Grand Piano

Grand Piano
2014
Eugenio Mira

Chaque semaine apporte son lot de films en DVD, dont beaucoup ne sont jamais sorti en salle et dont vous n’avez jamais entendu parler. Alors comment s’y retrouver ? Facile, allociné a pensé à vous et vous concocte une émission de qualité toutes les deux semaines. Mais si parmi leurs choix on retrouve le très bon Exam ou l’extraordinaire, que dit-je la révélation ultime et immanquable du Man from Earth, d’autres sont plus discutables, voir incompréhensibles comme Lost Destination. Quelque part entre les deux, ce film va s’avérer très loin du Phone Game qu’on nous vendait.
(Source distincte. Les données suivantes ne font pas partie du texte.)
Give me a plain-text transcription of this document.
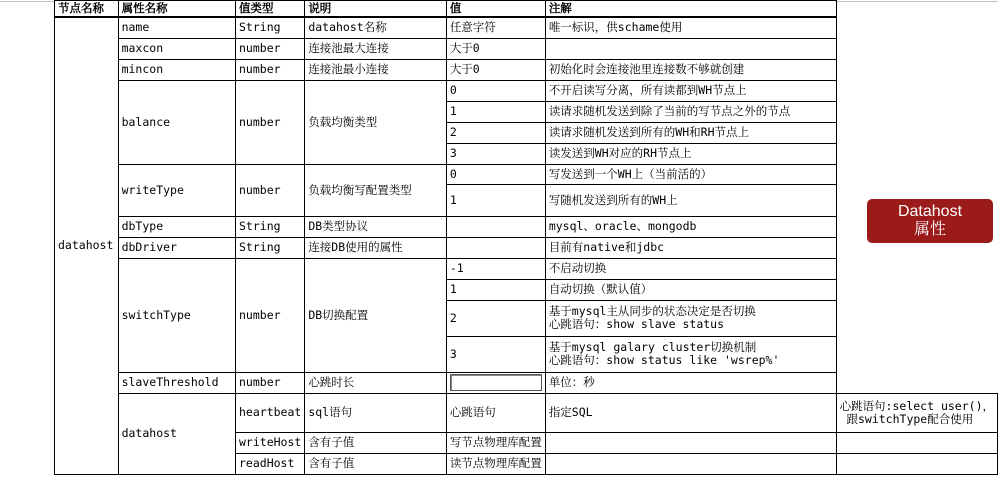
节点名称	属性名称	值类型	说明	值	注解	
datahost	name	String	datahost名称	任意字符	唯一标识，供schame使用	
	maxcon	number	连接池最大连接	大于0		
	mincon	number	连接池最小连接	大于0	初始化时会连接池里连接数不够就创建	
	balance	number	负载均衡类型	0	不开启读写分离，所有读都到WH节点上	
				1	读请求随机发送到除了当前的写节点之外的节点	
				2	读请求随机发送到所有的WH和RH节点上	
				3	读发送到WH对应的RH节点上	
	writeType	number	负载均衡写配置类型	0	写发送到一个WH上（当前活的）	
				1	写随机发送到所有的WH上	
	dbType	String	DB类型协议		mysql、oracle、mongodb	
	dbDriver	String	连接DB使用的属性		目前有native和jdbc	
	switchType	number	DB切换配置	-1	不启动切换	
				1	自动切换（默认值）	
				2	基于mysql主从同步的状态决定是否切换
心跳语句：show slave status	

				3	基于mysql galary cluster切换机制
心跳语句：show status like 'wsrep%'	

	slaveThreshold	number	心跳时长		单位：秒	
	datahost	heartbeat	sql语句	心跳语句	指定SQL	心跳语句:select user()，
跟switchType配合使用

		writeHost	含有子值	写节点物理库配置		
		readHost	含有子值	读节点物理库配置		
Datahost
属性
Le stresse de la scène : un mal aussi terrible que jouissif, mais certains n’y résistent pas. Effectuant « La Cinquette », morceau de musique considéré comme le plus dur qui soit en raison de la dextérité exigeante qu’il réclame, le génie virtuose du piano Tom Selznick (Elijah Wood) s’y était pourtant cassé les dents il y a cinq ans, tellement humilié qu’il avait mit un terme à sa carrière balbutiante. Mais après tant d’années, le voilà enfin prêt à remonter sur les planches pour un concert exceptionnel. Seulement arrivé sur scène, le cauchemar reprit : un sniper est planqué dans la salle et le menace de les tuer lui et sa femme s’il ne fait pas exactement ce qu’il veut.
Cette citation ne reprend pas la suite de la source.